Why Calcutta Metro finds it hard to install platform screen doors
No one needs to teach Metro Railway the meaning of tunnel vision, the condition in which only things that are directly in front can be seen.
Yet, a case of tunnel vision appears to have come in the way of installing platform screen doors at Calcutta Metro stations, a precautionary layer that could have averted the death of Sajal Kumar Kanjilal, 66, on Saturday.
Metro officials said a platform screen door, usually installed to avert suicides, would have prevented Kanjilal from thrusting his hand between the leaves of a train door.
But putting in place such doors in Calcutta Metro is easier said than done. The main hurdle is that Metro trains had been built to different specifications by four different manufacturers.
“The distance between doors is different for rakes manufactured by each company. This makes it impossible to have platform screen doors at a particular distance. Then the doors of all trains will not be aligned to the screen doors,” a Metro official said on Tuesday.
The way the rakes had been ordered over the years betrays little evidence of farsightedness. The old non-air-conditioned rakes were manufactured by Bhel and the NGEF in the early 1980s. Later, the railway-owned Integral Coach Factory (ICF) built air-conditioned rakes for the north-south line of Calcutta Metro.
The railway ministry then decided to float a global tender and awarded the contract to make 14 rakes to Dalian Locomotive & Rolling Stock Co of China.
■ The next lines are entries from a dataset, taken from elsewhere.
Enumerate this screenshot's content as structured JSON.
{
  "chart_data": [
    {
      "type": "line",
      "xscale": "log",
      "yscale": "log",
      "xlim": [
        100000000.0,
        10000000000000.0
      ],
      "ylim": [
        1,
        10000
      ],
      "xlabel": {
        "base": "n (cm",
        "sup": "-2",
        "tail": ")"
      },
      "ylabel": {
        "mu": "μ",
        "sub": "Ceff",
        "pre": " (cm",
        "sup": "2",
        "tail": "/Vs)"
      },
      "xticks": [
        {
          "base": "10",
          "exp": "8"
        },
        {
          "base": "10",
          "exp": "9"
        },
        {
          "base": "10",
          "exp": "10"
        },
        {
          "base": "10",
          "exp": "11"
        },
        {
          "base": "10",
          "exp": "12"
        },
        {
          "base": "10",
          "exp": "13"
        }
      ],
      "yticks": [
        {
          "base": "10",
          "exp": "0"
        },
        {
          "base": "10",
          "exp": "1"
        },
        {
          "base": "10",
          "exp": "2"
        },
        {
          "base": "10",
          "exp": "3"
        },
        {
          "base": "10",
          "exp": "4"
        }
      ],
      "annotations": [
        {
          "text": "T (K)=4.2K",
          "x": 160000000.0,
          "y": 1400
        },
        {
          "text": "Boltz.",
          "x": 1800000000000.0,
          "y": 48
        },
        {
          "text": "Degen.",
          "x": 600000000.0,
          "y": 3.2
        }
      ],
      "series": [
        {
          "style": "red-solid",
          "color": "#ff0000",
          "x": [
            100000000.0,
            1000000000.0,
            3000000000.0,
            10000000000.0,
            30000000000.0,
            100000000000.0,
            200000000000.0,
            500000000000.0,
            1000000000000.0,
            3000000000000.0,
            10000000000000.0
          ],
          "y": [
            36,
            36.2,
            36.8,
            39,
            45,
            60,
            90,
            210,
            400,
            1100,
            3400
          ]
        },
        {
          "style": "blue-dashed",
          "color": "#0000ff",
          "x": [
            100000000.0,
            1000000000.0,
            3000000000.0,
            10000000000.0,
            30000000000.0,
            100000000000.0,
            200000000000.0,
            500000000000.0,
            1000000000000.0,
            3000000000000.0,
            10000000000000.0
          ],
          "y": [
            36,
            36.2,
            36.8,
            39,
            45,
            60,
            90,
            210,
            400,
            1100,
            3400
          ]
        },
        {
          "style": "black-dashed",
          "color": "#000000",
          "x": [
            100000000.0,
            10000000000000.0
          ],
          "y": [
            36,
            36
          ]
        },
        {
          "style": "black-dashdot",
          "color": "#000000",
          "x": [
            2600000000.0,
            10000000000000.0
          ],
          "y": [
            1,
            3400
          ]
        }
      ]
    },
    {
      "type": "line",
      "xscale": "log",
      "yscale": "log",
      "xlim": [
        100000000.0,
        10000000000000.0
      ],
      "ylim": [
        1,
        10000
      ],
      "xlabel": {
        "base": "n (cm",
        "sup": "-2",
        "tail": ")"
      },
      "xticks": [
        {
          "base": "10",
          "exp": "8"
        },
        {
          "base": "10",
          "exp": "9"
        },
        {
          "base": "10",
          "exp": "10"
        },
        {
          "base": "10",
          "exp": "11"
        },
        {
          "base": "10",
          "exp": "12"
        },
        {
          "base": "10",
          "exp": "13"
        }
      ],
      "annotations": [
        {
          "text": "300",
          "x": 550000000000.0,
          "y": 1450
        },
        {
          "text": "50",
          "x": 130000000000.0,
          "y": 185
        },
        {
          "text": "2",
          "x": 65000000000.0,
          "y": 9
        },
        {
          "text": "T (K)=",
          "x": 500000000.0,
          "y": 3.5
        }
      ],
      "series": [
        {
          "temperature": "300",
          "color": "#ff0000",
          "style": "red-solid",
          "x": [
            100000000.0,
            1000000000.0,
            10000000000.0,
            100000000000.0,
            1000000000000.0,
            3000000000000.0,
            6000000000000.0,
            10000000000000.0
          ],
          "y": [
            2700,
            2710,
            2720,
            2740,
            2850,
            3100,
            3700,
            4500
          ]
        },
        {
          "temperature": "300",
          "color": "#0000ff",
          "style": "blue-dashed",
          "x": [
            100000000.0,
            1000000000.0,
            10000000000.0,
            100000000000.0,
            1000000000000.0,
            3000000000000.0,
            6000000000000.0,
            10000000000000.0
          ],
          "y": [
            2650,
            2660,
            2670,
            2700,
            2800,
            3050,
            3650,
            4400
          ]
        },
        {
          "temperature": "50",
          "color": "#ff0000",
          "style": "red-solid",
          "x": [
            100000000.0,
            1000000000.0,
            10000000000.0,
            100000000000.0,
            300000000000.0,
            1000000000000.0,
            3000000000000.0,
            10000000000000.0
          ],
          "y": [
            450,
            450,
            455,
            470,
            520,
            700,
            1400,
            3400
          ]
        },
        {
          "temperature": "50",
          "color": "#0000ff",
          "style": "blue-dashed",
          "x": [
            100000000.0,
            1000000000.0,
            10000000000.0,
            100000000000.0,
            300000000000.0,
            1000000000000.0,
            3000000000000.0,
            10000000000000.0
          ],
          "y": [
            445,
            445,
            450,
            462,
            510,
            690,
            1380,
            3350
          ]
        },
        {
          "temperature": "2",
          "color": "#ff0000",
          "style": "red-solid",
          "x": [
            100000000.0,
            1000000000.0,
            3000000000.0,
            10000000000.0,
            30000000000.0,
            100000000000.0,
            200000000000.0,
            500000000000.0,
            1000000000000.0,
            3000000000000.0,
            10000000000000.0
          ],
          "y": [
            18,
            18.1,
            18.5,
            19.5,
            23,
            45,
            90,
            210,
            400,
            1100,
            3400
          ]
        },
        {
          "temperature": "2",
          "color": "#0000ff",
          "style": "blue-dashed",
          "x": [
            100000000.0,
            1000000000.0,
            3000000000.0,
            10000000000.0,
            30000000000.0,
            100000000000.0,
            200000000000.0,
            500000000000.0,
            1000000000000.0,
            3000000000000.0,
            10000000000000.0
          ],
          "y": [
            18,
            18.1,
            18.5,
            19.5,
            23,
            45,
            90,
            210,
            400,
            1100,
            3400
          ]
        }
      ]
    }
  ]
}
In the meantime, the ICF was given a fresh contract to build 26 new AC rakes.
“No standard specification was kept in mind while the contracts were awarded. Even the width of the doors differs between trains made by two companies,” a Metro official pointed out.
He said the doors of the China-made rakes are about 200mm wider than the ICF rakes and the old rakes, which makes things further complicated.
Calcutta Metro had earlier sent at least two proposals to the Railway Board to install platform screen doors but those were turned down because of the technical problems.
A Metro official said that steel barriers had once been placed on a platform along the tracks to find out whether it was feasible to install platform screen doors. “We found that when the trains stopped, the doors of different rakes were at different places on the platform,” said the official.
“The difference in specifications of different trains makes it difficult for us to install screen doors on platforms on the new routes too,” said Indrani Banerjee, spokesperson for Metro Rail.
The upcoming East-West line in Calcutta, which links Howrah Maidan and Sector V, has platform screen doors whose specifications match. These rakes are made by BEML.
Railway officials said Delhi Metro had trains built by different manufacturers but there was no problem of alignment.
Another official said that with proper planning and funds, the entire system could be overhauled and platform screen doors installed.